Pre-Match Report
Niko Kovac: “We need to push ourselves to the limit”
The scenario
“We're definitely not coming here to manage the game and the result. That won't get us anywhere,” said Kovac, who announced: “We want to try to impose our own game.” If BVB manage to “score a goal, then we'll have a lot more confidence.” The head coach described the 2-0 lead from the first leg as “a good result, but nothing more. That's why we'll clearly focus on our game. We have to be sharp and we have to be good, and if we want to advance to the next round, we need to push ourselves to the limit. And the limit is always 100%.”
Personnel matters
The head coach is missing only Niklas Süle and Filippo Mane, but Emre Can and Nico Schlotterbeck are back in the squad! “If they train with the team, they are also available for selection. It helps, of course, when the two captains are in the squad,” said Kovac.
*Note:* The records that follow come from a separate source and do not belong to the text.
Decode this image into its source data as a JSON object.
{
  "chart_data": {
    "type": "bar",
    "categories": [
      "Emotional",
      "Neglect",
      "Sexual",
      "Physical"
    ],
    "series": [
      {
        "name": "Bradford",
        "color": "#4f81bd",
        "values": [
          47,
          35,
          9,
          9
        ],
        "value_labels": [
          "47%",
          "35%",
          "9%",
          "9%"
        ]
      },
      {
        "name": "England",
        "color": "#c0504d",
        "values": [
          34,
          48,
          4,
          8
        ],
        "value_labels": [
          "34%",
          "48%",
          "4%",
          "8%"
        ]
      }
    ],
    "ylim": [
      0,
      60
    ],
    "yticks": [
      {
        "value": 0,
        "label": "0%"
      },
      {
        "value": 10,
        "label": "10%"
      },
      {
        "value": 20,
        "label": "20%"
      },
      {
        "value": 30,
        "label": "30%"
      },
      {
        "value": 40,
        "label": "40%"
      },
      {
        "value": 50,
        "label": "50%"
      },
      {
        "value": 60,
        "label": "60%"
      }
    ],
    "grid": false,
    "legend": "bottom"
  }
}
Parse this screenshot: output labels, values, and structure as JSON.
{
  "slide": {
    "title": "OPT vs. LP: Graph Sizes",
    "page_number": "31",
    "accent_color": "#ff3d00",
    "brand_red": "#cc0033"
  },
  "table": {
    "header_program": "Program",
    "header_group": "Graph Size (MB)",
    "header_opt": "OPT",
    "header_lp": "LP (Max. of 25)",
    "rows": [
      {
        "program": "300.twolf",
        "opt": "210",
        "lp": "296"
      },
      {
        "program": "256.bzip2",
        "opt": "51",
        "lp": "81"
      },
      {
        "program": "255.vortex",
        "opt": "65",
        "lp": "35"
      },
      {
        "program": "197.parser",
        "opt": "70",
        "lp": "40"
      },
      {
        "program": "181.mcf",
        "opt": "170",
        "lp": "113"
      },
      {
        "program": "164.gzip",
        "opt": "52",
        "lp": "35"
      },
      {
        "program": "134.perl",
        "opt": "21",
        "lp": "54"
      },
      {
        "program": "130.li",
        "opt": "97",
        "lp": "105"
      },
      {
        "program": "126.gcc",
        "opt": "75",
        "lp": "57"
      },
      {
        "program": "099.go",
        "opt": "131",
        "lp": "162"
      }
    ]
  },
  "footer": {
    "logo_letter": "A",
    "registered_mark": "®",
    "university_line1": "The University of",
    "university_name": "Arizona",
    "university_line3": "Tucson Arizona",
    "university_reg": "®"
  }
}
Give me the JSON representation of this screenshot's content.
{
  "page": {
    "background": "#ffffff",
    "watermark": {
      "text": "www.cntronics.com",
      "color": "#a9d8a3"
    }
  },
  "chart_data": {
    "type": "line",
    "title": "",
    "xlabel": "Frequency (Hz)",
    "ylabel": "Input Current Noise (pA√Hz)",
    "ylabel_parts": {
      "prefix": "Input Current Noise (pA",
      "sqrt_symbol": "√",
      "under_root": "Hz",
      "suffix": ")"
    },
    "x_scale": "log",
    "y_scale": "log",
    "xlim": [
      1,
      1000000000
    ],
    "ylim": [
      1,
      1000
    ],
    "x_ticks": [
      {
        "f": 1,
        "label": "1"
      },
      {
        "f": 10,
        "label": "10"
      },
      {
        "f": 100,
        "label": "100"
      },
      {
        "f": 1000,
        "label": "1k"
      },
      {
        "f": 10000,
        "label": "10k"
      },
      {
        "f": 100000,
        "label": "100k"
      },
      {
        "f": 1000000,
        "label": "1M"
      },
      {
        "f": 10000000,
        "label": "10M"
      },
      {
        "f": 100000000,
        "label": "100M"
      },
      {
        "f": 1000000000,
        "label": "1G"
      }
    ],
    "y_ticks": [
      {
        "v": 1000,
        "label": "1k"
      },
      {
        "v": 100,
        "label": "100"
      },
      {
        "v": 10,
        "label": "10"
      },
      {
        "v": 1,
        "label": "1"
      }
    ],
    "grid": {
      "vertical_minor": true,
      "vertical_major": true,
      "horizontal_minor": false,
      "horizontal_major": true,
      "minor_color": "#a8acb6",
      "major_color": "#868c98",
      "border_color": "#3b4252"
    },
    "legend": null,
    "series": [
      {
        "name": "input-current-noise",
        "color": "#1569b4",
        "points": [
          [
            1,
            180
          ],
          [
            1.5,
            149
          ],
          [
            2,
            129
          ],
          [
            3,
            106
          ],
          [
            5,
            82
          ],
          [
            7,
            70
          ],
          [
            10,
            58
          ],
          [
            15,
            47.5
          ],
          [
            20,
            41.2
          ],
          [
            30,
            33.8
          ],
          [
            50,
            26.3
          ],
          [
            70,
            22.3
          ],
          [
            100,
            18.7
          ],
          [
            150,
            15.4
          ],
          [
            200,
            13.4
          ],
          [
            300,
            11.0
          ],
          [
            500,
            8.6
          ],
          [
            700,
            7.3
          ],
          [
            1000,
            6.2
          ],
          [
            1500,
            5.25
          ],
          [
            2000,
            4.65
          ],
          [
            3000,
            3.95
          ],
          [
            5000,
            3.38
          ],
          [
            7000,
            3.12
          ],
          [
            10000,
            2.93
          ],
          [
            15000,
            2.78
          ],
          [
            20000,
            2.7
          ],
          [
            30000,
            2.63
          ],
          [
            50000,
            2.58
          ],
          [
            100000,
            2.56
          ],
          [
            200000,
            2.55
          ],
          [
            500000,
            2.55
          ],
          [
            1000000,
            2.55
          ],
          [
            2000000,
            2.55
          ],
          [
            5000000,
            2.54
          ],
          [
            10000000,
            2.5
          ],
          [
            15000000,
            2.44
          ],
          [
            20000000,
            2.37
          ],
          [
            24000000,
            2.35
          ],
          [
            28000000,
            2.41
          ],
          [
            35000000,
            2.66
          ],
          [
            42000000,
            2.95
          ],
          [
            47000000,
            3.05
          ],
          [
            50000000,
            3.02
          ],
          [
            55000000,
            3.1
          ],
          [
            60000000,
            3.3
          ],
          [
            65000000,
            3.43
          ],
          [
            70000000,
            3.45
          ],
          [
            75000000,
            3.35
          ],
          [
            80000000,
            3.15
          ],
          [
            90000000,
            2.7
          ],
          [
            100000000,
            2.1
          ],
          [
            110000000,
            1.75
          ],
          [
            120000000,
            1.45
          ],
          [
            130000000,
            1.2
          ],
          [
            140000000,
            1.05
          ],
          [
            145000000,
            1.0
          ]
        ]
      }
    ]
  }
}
However, that does not mean that both will start: “We need to discuss that again. In a very important and certainly very intense game, they will help us when needed.” (The squad)
Debut
Jobe Bellingham sat alongside the head coach at an international press conference for the first time. The 20-year-old Englishman summed up his move to BVB in June last year: “It was a good next step for me and for my development.” He added: “The last few games have been successful, and I've enjoyed playing. The coach has helped me improve physically.”
The opponent
After four wins and a draw in their last five league games, most recently a 2-1 comeback win against third-placed and reigning champions SSC Napoli, Atalanta are seventh in the table, one point behind Juventus in fifth. The club, which was founded in 1907, has never successfully overcome a two-goal deficit from the first leg in a European competition and has never beaten a German opponent by two or more goals at home (to the facts). Niko Kovac expects a “heated atmosphere” in a small stadium: “There will be singing for 90 minutes. And they (the Atalanta players, ed.) will certainly get all the support they need to put in a good performance.”